457.3
Change of Japanese Lawyers after the East Japan Great Earthquake and Tsunami of 2011

Monday, 11 July 2016: 16:30
Location: Hörsaal 5A G (Neues Institutsgebäude (NIG))
Oral Presentation
Takayuki II, Senshu University, Japan
The role of lawyers following a disaster was considered after Hurricane Katrina in 2005 (Morse 2011), but has not been extensively discussed. While the legal treatment of the East Japan Great Earthquake and Tsunami (EJGET) is partly discussed in some English writing (Leflar et al. 2012, Feldman 2013), this paper focuses on the role of lawyers after the GEJET, which has rarely been touched on.

Lawyers and bar associations began conducting legal consultations immediately after the GEJET. On-site consultation in the devastated areas was conducted by attorneys nationwide, who were dispatched from bar associations outside the devastated areas.
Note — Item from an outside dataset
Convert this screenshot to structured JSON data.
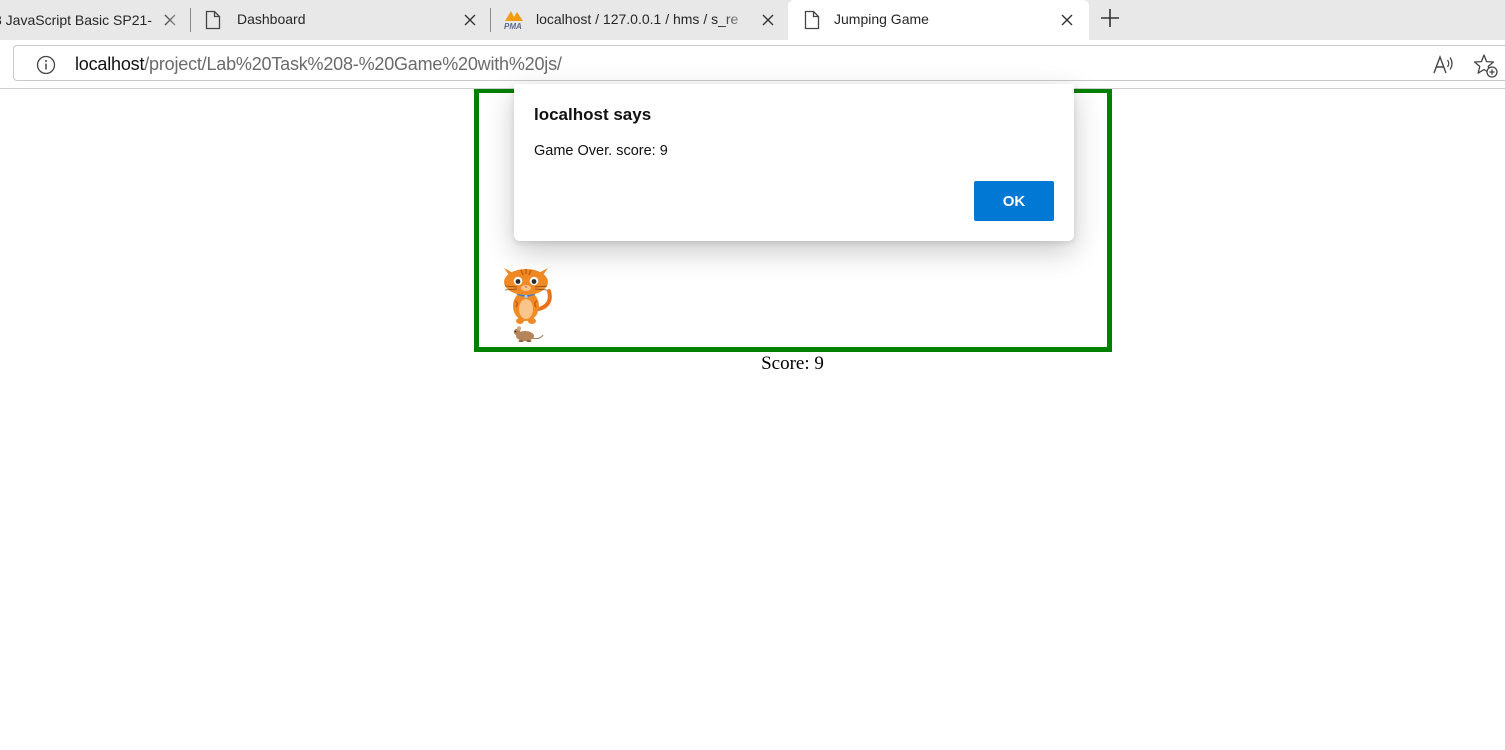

Free telephone legal consultation for victims was administered by bar associations in the Tokyo area. There was also some successful lobbying activity by lawyers to make or amend statutes to support sufferers.

Backed up by the reforms to legal access after the 1990s, Japanese lawyers seem to have tried to support victims relatively well, including an outreach approach and campaigns for necessary legal amendments. According to a comparison of the activities of attorneys following the Hanshin Awaji Earthquake of 1995 and the EJGET (Nagai 2005 and 2012), their common features are basically the same; the provision of legal advice, defending victims using legal aid, making proposals for necessary legal changes and assisting community reconstruction. In addition, following the EJGET lawyers have been seen to be performing new functions which include supplying information to and from victims in the place of ruined local governments, providing ADR services, responding to the nuclear power plant accident and supporting evacuees from Fukushima.

This paper considers these changes seen in Japanese lawyers after the EJGET and their future prospects to cope with the disaster.